The number of active private HackerOne programs grew year on year by 81%, while public programs rose by 19% between May 2019 and April 2020.
The number of vulnerability disclosure programs from organizations in the education and healthcare industries – two of the hardest-hit sectors by a surge in cyber-attacks – tripled.
Computer hardware (250%) and consumer goods (243%) were the only sectors to see greater growth.
The growing attack surface for ethical hackers saw them discover around 61,000 vulnerabilities during the reporting period – more than twice as many year on year.
The number of hackers signing up to HackerOne has soared since the pandemic hit
Mårten Mickos, CEO of HackerOne, believes there is causation as well as correlation between the pandemic and the growing interest among organizations in bug bounty programs.

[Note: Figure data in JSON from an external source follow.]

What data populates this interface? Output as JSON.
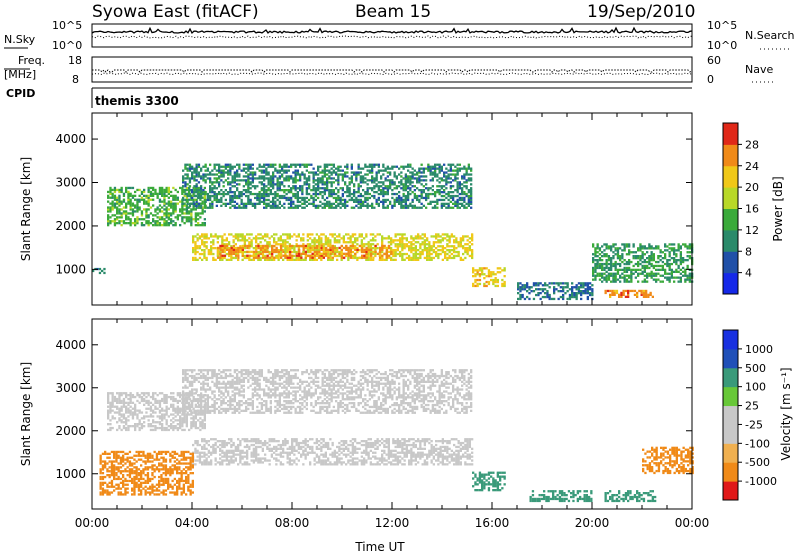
{
  "header": {
    "station": "Syowa East (fitACF)",
    "beam": "Beam 15",
    "date": "19/Sep/2010"
  },
  "noise_panel": {
    "left_label": "N.Sky",
    "left_ticks": [
      "10^5",
      "10^0"
    ],
    "right_label": "N.Search",
    "right_ticks": [
      "10^5",
      "10^0"
    ]
  },
  "freq_panel": {
    "left_label_1": "Freq.",
    "left_label_2": "[MHz]",
    "left_ticks": [
      "18",
      "8"
    ],
    "right_label": "Nave",
    "right_ticks": [
      "60",
      "0"
    ]
  },
  "cpid_panel": {
    "label": "CPID",
    "program": "themis 3300"
  },
  "colors": {
    "power": [
      "#1528e8",
      "#2050a8",
      "#2a8a6a",
      "#3aaa3a",
      "#b8d828",
      "#f0c818",
      "#f08a18",
      "#e02818"
    ],
    "velocity": [
      "#e01818",
      "#f08a18",
      "#f0b050",
      "#c8c8c8",
      "#c8c8c8",
      "#68c838",
      "#3a9a7a",
      "#2050b8",
      "#1830e0"
    ]
  },
  "chart_data": [
    {
      "type": "heatmap",
      "name": "power",
      "xlabel": "",
      "ylabel": "Slant Range [km]",
      "xlim": [
        0,
        24
      ],
      "ylim": [
        180,
        4600
      ],
      "yticks": [
        "1000",
        "2000",
        "3000",
        "4000"
      ],
      "colorbar": {
        "label": "Power [dB]",
        "tick_labels": [
          "4",
          "8",
          "12",
          "16",
          "20",
          "24",
          "28"
        ],
        "range": [
          0,
          32
        ]
      },
      "bands": [
        {
          "t_start": 0.0,
          "t_end": 0.5,
          "range_start": 900,
          "range_end": 1000,
          "value": 10
        },
        {
          "t_start": 0.6,
          "t_end": 4.5,
          "range_start": 2000,
          "range_end": 2900,
          "value": 14
        },
        {
          "t_start": 3.6,
          "t_end": 15.2,
          "range_start": 2400,
          "range_end": 3400,
          "value": 10
        },
        {
          "t_start": 4.0,
          "t_end": 15.2,
          "range_start": 1200,
          "range_end": 1800,
          "value": 20
        },
        {
          "t_start": 5.0,
          "t_end": 12.0,
          "range_start": 1250,
          "range_end": 1550,
          "value": 26
        },
        {
          "t_start": 15.2,
          "t_end": 16.5,
          "range_start": 600,
          "range_end": 1050,
          "value": 22
        },
        {
          "t_start": 17.0,
          "t_end": 20.0,
          "range_start": 300,
          "range_end": 700,
          "value": 8
        },
        {
          "t_start": 20.5,
          "t_end": 22.5,
          "range_start": 350,
          "range_end": 500,
          "value": 26
        },
        {
          "t_start": 20.0,
          "t_end": 24.0,
          "range_start": 700,
          "range_end": 1600,
          "value": 12
        }
      ]
    },
    {
      "type": "heatmap",
      "name": "velocity",
      "xlabel": "Time UT",
      "ylabel": "Slant Range [km]",
      "xlim": [
        0,
        24
      ],
      "ylim": [
        180,
        4600
      ],
      "xticks": [
        "00:00",
        "04:00",
        "08:00",
        "12:00",
        "16:00",
        "20:00",
        "00:00"
      ],
      "yticks": [
        "1000",
        "2000",
        "3000",
        "4000"
      ],
      "colorbar": {
        "label": "Velocity [m s⁻¹]",
        "tick_labels": [
          "1000",
          "500",
          "100",
          "25",
          "-25",
          "-100",
          "-500",
          "-1000"
        ]
      },
      "bands": [
        {
          "t_start": 0.6,
          "t_end": 4.5,
          "range_start": 2000,
          "range_end": 2900,
          "value": 0
        },
        {
          "t_start": 3.6,
          "t_end": 15.2,
          "range_start": 2400,
          "range_end": 3400,
          "value": 0
        },
        {
          "t_start": 4.0,
          "t_end": 15.2,
          "range_start": 1200,
          "range_end": 1800,
          "value": 0
        },
        {
          "t_start": 0.3,
          "t_end": 4.0,
          "range_start": 500,
          "range_end": 1500,
          "value": -200
        },
        {
          "t_start": 15.2,
          "t_end": 16.5,
          "range_start": 600,
          "range_end": 1050,
          "value": 150
        },
        {
          "t_start": 17.5,
          "t_end": 20.0,
          "range_start": 350,
          "range_end": 600,
          "value": 200
        },
        {
          "t_start": 20.5,
          "t_end": 22.5,
          "range_start": 350,
          "range_end": 600,
          "value": 150
        },
        {
          "t_start": 22.0,
          "t_end": 24.0,
          "range_start": 1000,
          "range_end": 1600,
          "value": -400
        }
      ]
    }
  ]
}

“Budget and staff cutbacks, a rise in cyber-attacks and the great rush to support remote workers have put security teams under significant pressure,” he said. “Adding to that, the need to develop new Covid-proof solutions means fresh vulnerabilities are inevitable.
“Traditional security tactics are no longer sufficient to keep up with a rapidly adapting attack surface.”
“With hackers delivering concrete results at an affordable cost, even the most traditional industries are ready to give hacker-powered security a try,” he added.
What cyber skills shortage?
Despite the global cybersecurity skills gap, the average monthly volume of hackers signing up to HackerOne across April, May, and June also increased by 56% compared to January and February, and 69% for the same period in 2019.
This was mirrored by a post-February growth in the monthly average number of incoming bug reports of 28%, a 29% rise in bounties paid, and a 24% year-on-year rise.
Mårten Mickos tells The Daily Swig that the Covid-19 may have initially fueled the surge in sign-ups because hacking is one hobby “that is not hampered by the pandemic at all”.
He also speculates that freelance hackers “may have seen a drop in their other jobs, so they decided to put more effort into ethical hacking.
“Thirdly, once schools and universities closed down, students who hack as a hobby found themselves having much more time at their hands.”
Finally “smart hackers will realise that there are new and changing attack surfaces as companies go digital and shift to WFH regimes, and those attack surfaces need protection and help by hackers.”
The growing value and number of available bounties has also helped to incentivize hackers to sign up to bug bounty programs.
More than $44 million in bounties was awarded to hackers between May 2019 and April 2020, a year-on-year increase of 86%.
The average reward paid for critical vulnerabilities rose by 8% to $3,650.
In 2019, more than 50 hackers earned over $100,000 in bug bounties through HackerOne, nine of which surpassed the $1 million mark.
This article was updated on September 25 with comments and additional statistics from HackerOne.